Du spürst nichts? Kondome haben im Durchschnitt eine Dicke von 0,06 mm. Probier’s aus: Leg dir ein Kondom um den Finger und fass dich an verschiedenen Köperstellen damit an. Der Unterschied ist minimal. Außerdem gibt es extra-dünne Kondome für mehr Gefühl, andere haben stimulierende Beschichtungen für zusätzliche Sensitivität. Natürlich ist es nicht dasselbe Gefühl wie Haut auf Haut, aber die Kosten-Nutzen-Rechnung geht nicht auf, nur aus haptischen Gründen keines zu nutzen. 

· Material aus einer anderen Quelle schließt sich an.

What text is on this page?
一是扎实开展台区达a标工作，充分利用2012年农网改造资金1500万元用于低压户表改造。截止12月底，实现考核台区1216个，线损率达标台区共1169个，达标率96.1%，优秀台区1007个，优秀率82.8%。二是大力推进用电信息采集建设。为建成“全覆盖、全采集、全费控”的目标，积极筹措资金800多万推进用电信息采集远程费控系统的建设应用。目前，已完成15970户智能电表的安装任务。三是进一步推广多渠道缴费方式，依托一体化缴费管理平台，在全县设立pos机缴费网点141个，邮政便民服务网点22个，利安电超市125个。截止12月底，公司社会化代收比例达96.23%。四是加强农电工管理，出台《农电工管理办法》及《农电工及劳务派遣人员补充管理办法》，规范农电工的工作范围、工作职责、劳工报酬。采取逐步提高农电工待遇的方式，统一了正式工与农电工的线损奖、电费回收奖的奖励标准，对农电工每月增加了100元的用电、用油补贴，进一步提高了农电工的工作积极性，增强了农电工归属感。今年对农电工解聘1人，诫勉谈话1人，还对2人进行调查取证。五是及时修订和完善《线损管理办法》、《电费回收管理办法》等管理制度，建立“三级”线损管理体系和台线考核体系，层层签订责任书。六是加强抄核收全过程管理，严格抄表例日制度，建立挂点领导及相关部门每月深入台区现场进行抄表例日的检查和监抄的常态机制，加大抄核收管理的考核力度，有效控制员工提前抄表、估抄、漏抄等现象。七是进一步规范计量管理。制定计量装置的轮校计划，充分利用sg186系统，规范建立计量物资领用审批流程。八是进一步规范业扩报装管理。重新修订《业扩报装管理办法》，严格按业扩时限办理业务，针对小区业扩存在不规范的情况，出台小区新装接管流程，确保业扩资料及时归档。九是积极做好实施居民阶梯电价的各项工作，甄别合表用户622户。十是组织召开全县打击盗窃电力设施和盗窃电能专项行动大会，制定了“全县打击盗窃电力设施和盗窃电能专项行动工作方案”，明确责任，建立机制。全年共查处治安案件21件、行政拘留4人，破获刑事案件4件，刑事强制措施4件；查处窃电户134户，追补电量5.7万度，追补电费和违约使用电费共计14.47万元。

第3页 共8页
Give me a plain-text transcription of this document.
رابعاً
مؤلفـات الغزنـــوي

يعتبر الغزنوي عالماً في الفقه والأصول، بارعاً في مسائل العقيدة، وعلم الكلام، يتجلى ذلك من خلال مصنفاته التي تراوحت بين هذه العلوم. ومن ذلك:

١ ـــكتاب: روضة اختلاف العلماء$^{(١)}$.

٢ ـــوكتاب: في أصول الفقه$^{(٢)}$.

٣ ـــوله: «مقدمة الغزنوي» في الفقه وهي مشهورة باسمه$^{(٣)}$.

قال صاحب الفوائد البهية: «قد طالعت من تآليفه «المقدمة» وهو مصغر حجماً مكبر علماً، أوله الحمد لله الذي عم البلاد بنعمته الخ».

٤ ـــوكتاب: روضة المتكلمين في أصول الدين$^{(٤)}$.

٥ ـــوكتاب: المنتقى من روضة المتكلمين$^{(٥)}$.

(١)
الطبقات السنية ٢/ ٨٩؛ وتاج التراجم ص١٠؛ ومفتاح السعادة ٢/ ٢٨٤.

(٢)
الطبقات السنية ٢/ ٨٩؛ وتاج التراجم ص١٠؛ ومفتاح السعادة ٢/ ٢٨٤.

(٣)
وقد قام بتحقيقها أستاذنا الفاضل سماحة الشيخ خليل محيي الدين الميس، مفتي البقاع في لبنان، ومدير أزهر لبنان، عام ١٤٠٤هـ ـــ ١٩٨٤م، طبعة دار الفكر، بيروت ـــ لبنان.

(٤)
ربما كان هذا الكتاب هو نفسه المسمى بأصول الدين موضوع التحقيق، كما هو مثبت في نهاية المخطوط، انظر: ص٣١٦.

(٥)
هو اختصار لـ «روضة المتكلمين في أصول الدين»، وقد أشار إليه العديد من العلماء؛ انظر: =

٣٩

Du weißt vielleicht nicht, wen du vor dir hast. 

 
Sexuelle Vorlieben zu haben, ist vollkommen okay, solange niemand zu Schaden kommt. Es gibt jedoch Fetische, die das potentiell tun können. Manche Frauen haben beispielsweise einen sogenannten „Breeding-Fetisch“, werden also dadurch angeturnt, mit dem Risiko einer Schwangerschaft zu spielen, selbst wenn kein echter Kinderwunsch da ist.

 

In der Schwulenszene wiederum gibt es vereinzelt Menschen, die danach suchen, „gepozzt“ zu werden, sich also absichtlich mit HIV zu infizieren. Beide Beispiele sind natürlich Extreme, aber insbesondere bei One Night Stands oder anderen casual Sexgeschichten weißt du nicht genau, mit wem du es zu tun hast. Deshalb sollte es dir auch nie genug sein, wenn dir jemand versichert, dass er gesund ist.  

 

Ich bin doch sicher gesund. 


Viele Personen tragen Viren unbemerkt in sich. 7 von 10 Menschen sind mit HPV infiziert und wissen gar nichts davon. Das liegt daran, dass häufig keine oder erst spät Symptome auftreten. Selbst vor dem ersten Sex kann man bereits mit HPV infiziert sein, da das Virus zum Beispiel bei der Geburt übertragen werden dann. Also auch, wenn beide Personen gerade das erste Mal miteinander erleben, kann etwas passieren. Und dann läufst du am Ende dein Leben lang mit einem Virus herum, das im schlimmsten Fall Krebs versuchen kann.

 

Falls dich jemand überreden oder drängen möchte kein Gummi zu benutzen, bitte zeige der Person den Ausgang. Denn was sagt es über sie aus, wenn sie deinem und ihrem Körper so wenig Respekt zollt? 

 

Vorsicht ist besser als Nachsicht! 

 

Diesen Respekt solltest du dir selbst ebenso immer entgegenbringen. Und nicht nur deinem Körper, sondern auch deiner Psyche. Denn: Boy oh boy, es ist absolut kein Spaß (außer vielleicht für Menschen mit Breeding-Fetisch) mit Panik auf ein Testergebnis – oder die nächste Periode! - zu warten. Das kann nicht nur die eigene Psyche, sondern auch die Beziehung zur anderen Person enorm belasten.

 

Die Reue, Sorge, Scham, Wut und all die anderen wunderbaren Gefühle, die oft Nebenprodukt von ungeschütztem Sex sind, sind ein paar Minuten der Ekstase wirklich nicht wert. Und: Wenn du gesund geblieben bist, sich aber die Angst vor einer Schwangerschaft bestätigt hat, beginnt ein noch wesentlich herausfordernderes Kapitel. Dann stehst du, beziehungsweise steht ihr, vor schwierigen Entscheidungen, die euch mit einer sehr simplen – Kondom benutzen – erspart geblieben wären. 

Fazit 

 

Klar: Im Moment der absoluten Horniness ist häufig mal alles, was wir rational wissen, vergessen und wir gehen nach dem „Mir wird’s schon nicht passieren“-Prinzip. Die Hormone, die kurz und während des Sex durch unseren Körper wallen, schieben alles außer dem Einen aus dem Kopf.

 

Evolutionstechnisch, beziehungsweise biologisch, ergibt das natürlich auch Sinn. Wieso sollte in einem Organismus, der sich eigentlich nur fortpflanzen möchte, ein „Achtung, jetzt das Kondom!“-Schalter eingebaut sein. Damit hat Mutter Natur damals nicht gerechnet. Aber wir leben nun mal im 21. Jahrhundert und haben andere Prioritäten als die Reproduktion. Gesundheit sollte eine der Obersten sein. 

 

Es gibt viele Gründe dafür kein Kondom zu benutzen, aber ganz rigoros: Keiner ist gut genug. Und wenn ihr mal kein Gummi bei der Hand habt und der Verzicht im Moment der Lust zu groß wird: Ihr müsst ja nicht gleich in die Vollen gehen. Masturbiert voreinander und denkt nach dem Orgasmus noch einmal darüber nach. Wirkt Wunder. Wenn ihr danach immer noch unter Strom steht, müsst ihr eben nochmal an die Tanke. Wie gesagt: Wir leben zum Glück im 21. Jahrhundert. No excuses.